Des opérations extérieures toujours différentes

Au Mali, pas de coalition comme en Afghanistan ; c’est la France, qui, engagée à son initiative, conduit l’opération. A la différence de l’opération Harmattan en Libye, elle a déployé des troupes au sol afin de contrôler le terrain et espérer ainsi aboutir à une solution politique acceptable. Pour qui s’intéresse un tant soit peu à l’histoire militaire, depuis des siècles chaque guerre s’est révélée différente de la précédente.
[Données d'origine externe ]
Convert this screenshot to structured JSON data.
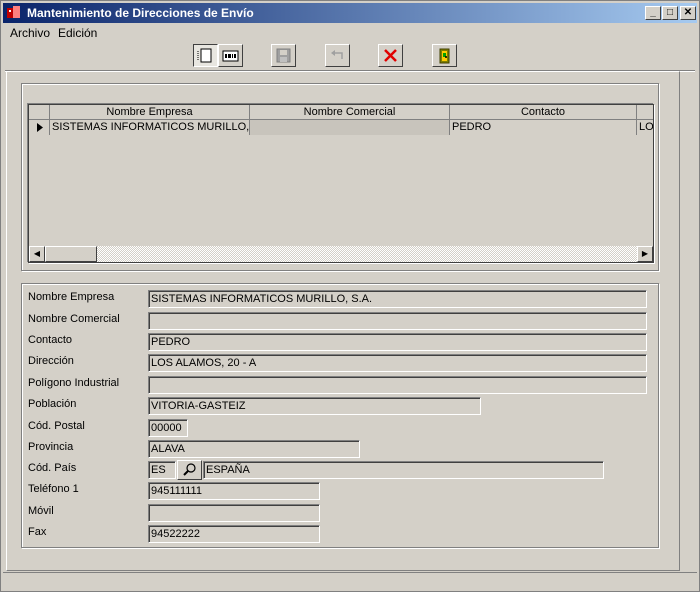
{
  "window": {
    "title": "Mantenimiento de Direcciones de Envío"
  },
  "menu": [
    "Archivo",
    "Edición"
  ],
  "toolbar": {
    "buttons": [
      {
        "name": "new-record-button",
        "icon": "document-icon"
      },
      {
        "name": "edit-record-button",
        "icon": "edit-icon"
      },
      {
        "name": "save-button",
        "icon": "floppy-disk-icon"
      },
      {
        "name": "undo-button",
        "icon": "undo-arrow-icon"
      },
      {
        "name": "delete-button",
        "icon": "red-x-icon"
      },
      {
        "name": "exit-button",
        "icon": "door-exit-icon"
      }
    ]
  },
  "grid": {
    "columns": [
      "Nombre Empresa",
      "Nombre  Comercial",
      "Contacto"
    ],
    "rows": [
      {
        "nombre_empresa": "SISTEMAS INFORMATICOS MURILLO, S",
        "nombre_comercial": "",
        "contacto": "PEDRO",
        "extra": "LO"
      }
    ]
  },
  "form": {
    "nombre_empresa": {
      "label": "Nombre Empresa",
      "value": "SISTEMAS INFORMATICOS MURILLO, S.A."
    },
    "nombre_comercial": {
      "label": "Nombre Comercial",
      "value": ""
    },
    "contacto": {
      "label": "Contacto",
      "value": "PEDRO"
    },
    "direccion": {
      "label": "Dirección",
      "value": "LOS ALAMOS, 20 - A"
    },
    "poligono": {
      "label": "Polígono Industrial",
      "value": ""
    },
    "poblacion": {
      "label": "Población",
      "value": "VITORIA-GASTEIZ"
    },
    "cod_postal": {
      "label": "Cód. Postal",
      "value": "00000"
    },
    "provincia": {
      "label": "Provincia",
      "value": "ALAVA"
    },
    "cod_pais": {
      "label": "Cód. País",
      "value": "ES",
      "name_value": "ESPAÑA"
    },
    "telefono1": {
      "label": "Teléfono 1",
      "value": "945111111"
    },
    "movil": {
      "label": "Móvil",
      "value": ""
    },
    "fax": {
      "label": "Fax",
      "value": "94522222"
    }
  }
}
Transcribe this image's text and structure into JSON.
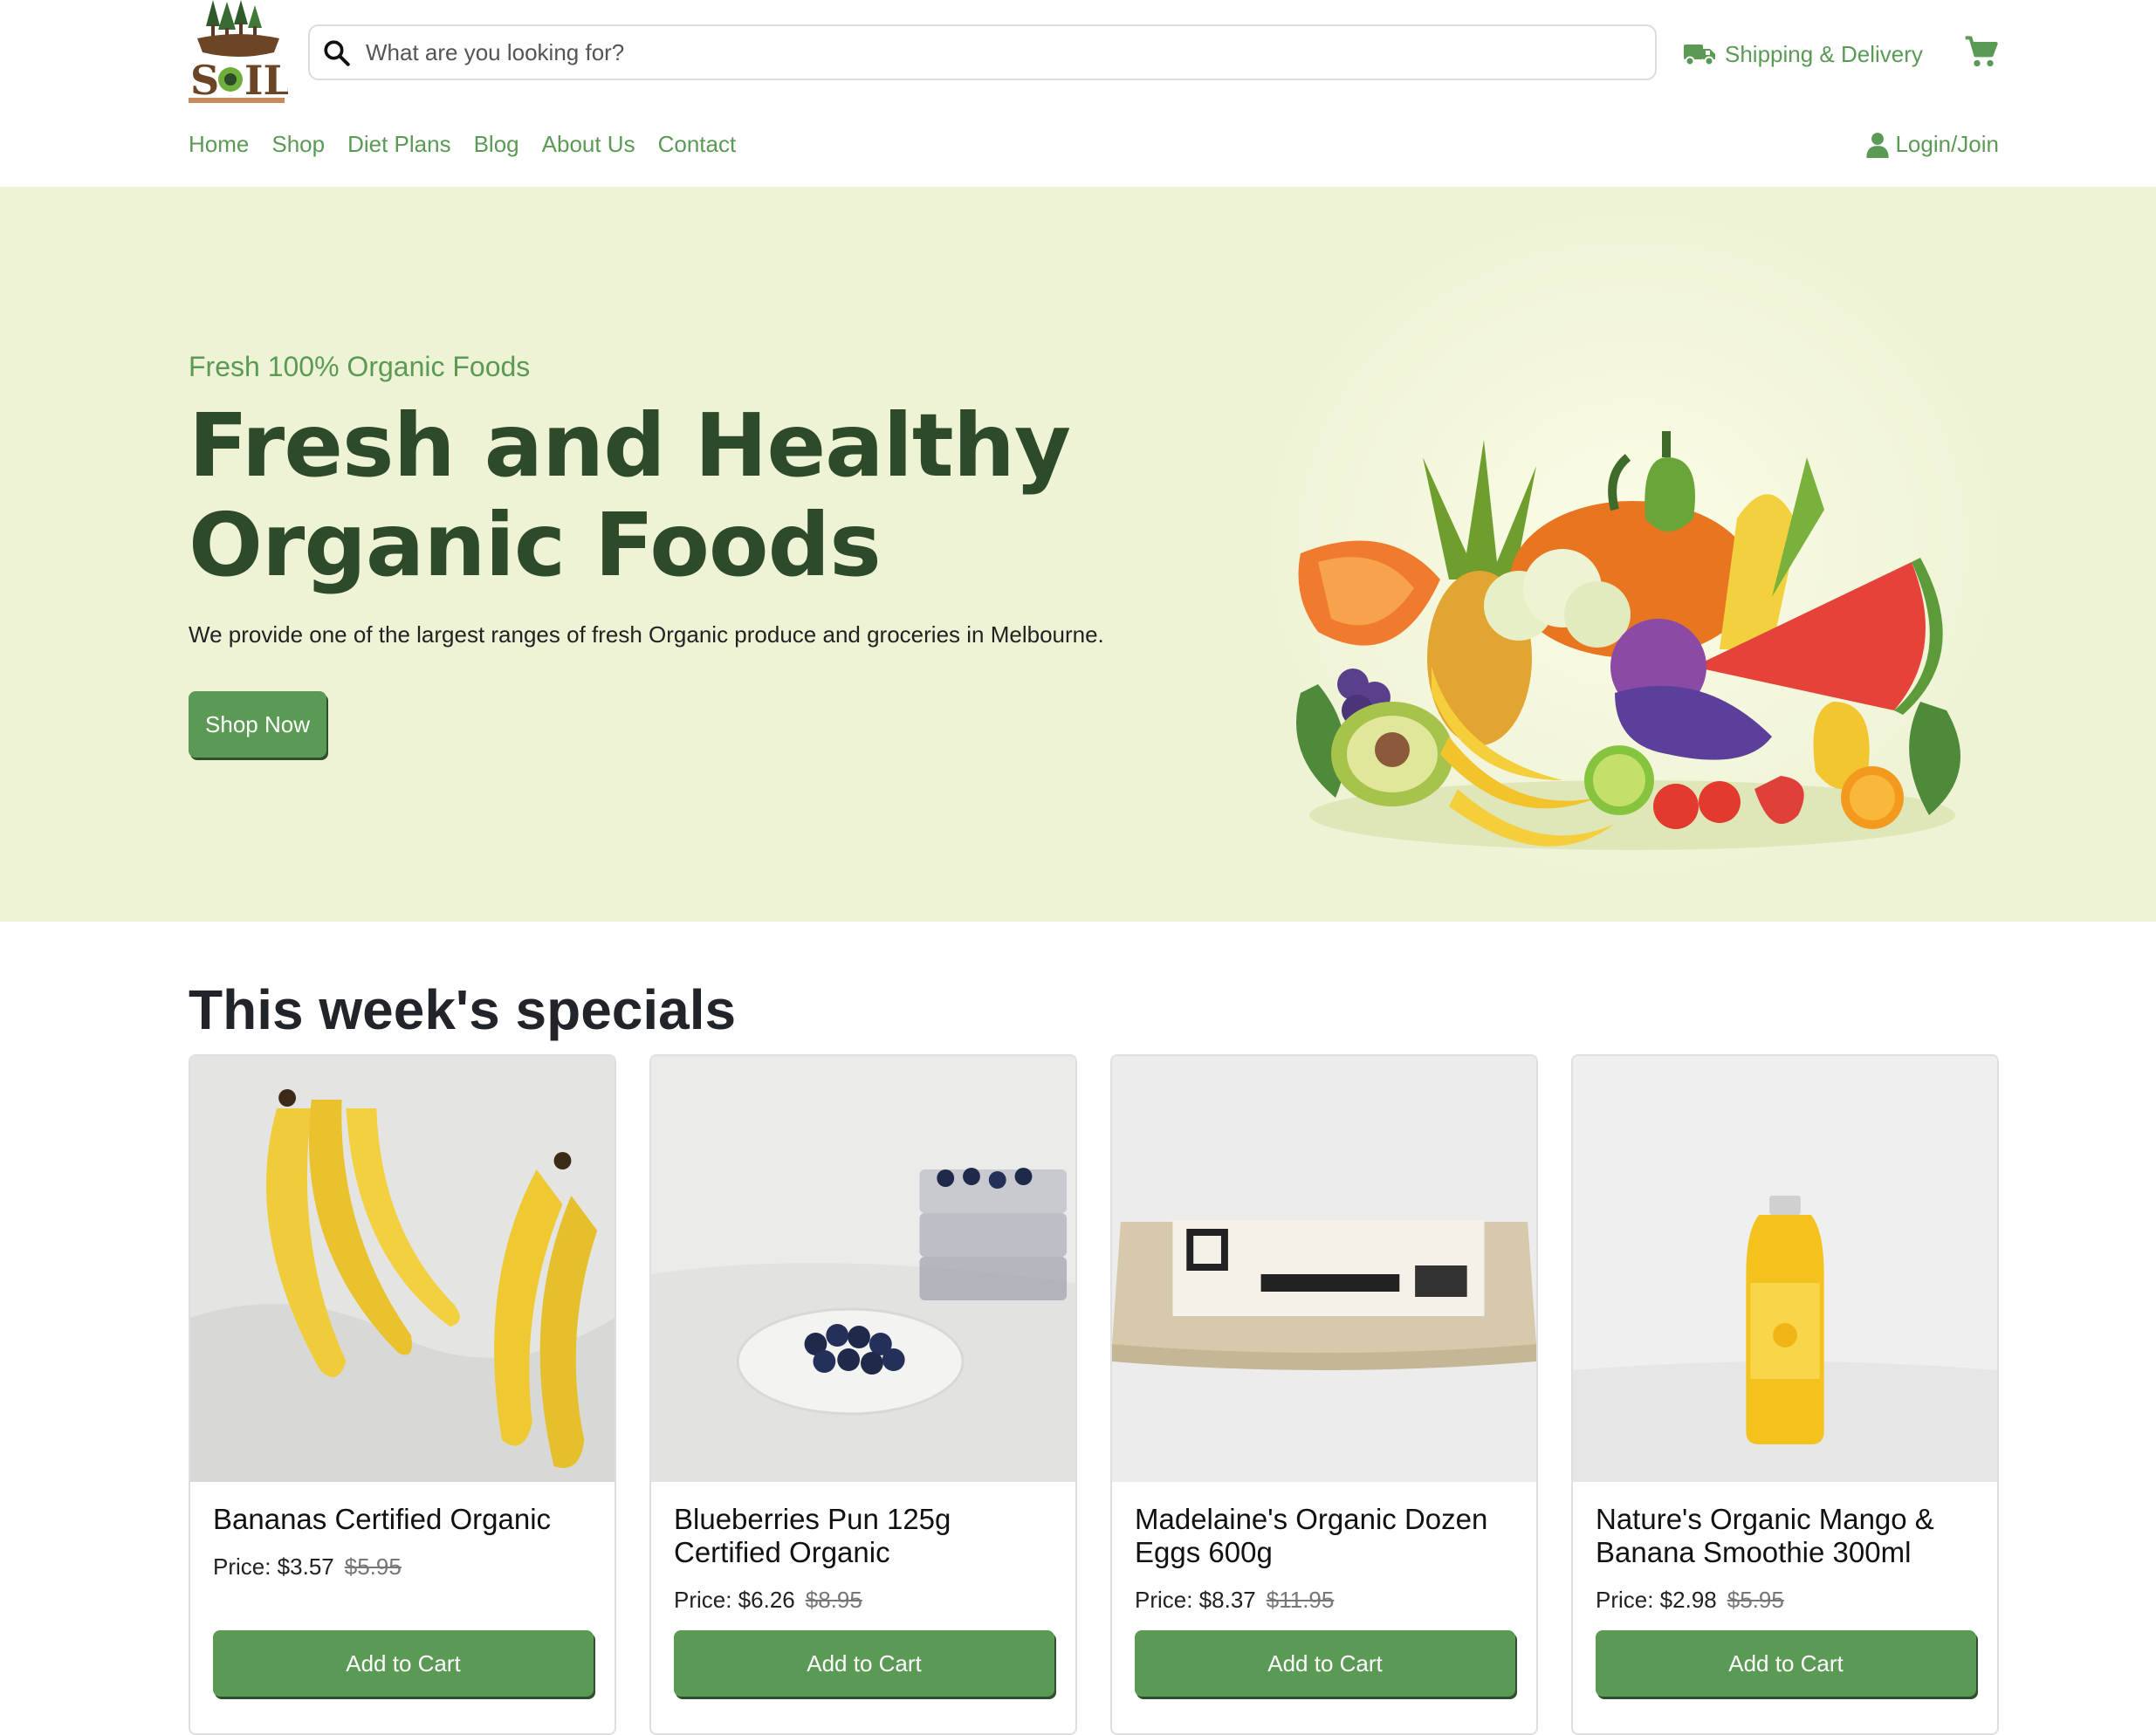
{
  "header": {
    "logo_text": "SOIL",
    "search_placeholder": "What are you looking for?",
    "shipping_label": "Shipping & Delivery",
    "login_label": "Login/Join"
  },
  "nav": {
    "items": [
      "Home",
      "Shop",
      "Diet Plans",
      "Blog",
      "About Us",
      "Contact"
    ]
  },
  "hero": {
    "eyebrow": "Fresh 100% Organic Foods",
    "title_line1": "Fresh and Healthy",
    "title_line2": "Organic Foods",
    "description": "We provide one of the largest ranges of fresh Organic produce and groceries in Melbourne.",
    "cta": "Shop Now"
  },
  "specials": {
    "title": "This week's specials",
    "products": [
      {
        "name": "Bananas Certified Organic",
        "price": "Price: $3.57",
        "old_price": "$5.95",
        "button": "Add to Cart"
      },
      {
        "name": "Blueberries Pun 125g Certified Organic",
        "price": "Price: $6.26",
        "old_price": "$8.95",
        "button": "Add to Cart"
      },
      {
        "name": "Madelaine's Organic Dozen Eggs 600g",
        "price": "Price: $8.37",
        "old_price": "$11.95",
        "button": "Add to Cart"
      },
      {
        "name": "Nature's Organic Mango & Banana Smoothie 300ml",
        "price": "Price: $2.98",
        "old_price": "$5.95",
        "button": "Add to Cart"
      }
    ]
  },
  "colors": {
    "brand_green": "#5a9a55",
    "dark_green": "#2d4a2b",
    "hero_bg": "#eff3d6"
  },
  "icons": [
    "search-icon",
    "truck-icon",
    "cart-icon",
    "user-icon"
  ]
}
Alors, quel crédit donner à ceux qui se targuent de prédire et de décrire les prochains conflits et les moyens qu’ils impliqueront ?

 

Lettre ASAF 13/03 - Opex et Livre blanc

Des opérations extérieures toujours différentes

Au Mali, pas de coalition comme en Afghanistan ; c’est la France, qui, engagée à son initiative, conduit l’opération. A la différence de l’opération Harmattan en Libye, elle a déployé des troupes au sol afin de contrôler le terrain et espérer ainsi aboutir à une solution politique acceptable. Pour qui s’intéresse un tant soit peu à l’histoire militaire, depuis des siècles chaque guerre s’est révélée différente de la précédente. Alors, quel crédit donner à ceux qui se targuent de prédire et de décrire les prochains conflits et les moyens qu’ils impliqueront ?

 

Diversité et complémentarité des moyens

L’opération Serval met en œuvre une grande diversité de capacités militaires très complémentaires et parfois étroitement imbriquées : renforcement et relève de certaines forces spéciales déployées avant le déclenchement de l’opération par des unités à la fois plus puissantes et nombreuses nécessaires au contrôle des « zones libérées » ; coopération entre les forces aériennes et celles au sol, entre les aéronefs de l’armée de l’Air, les hélicoptères armés de l’armée de Terre, dont le guidage est assuré parfois par un « Atlantique 2 » de la Marine.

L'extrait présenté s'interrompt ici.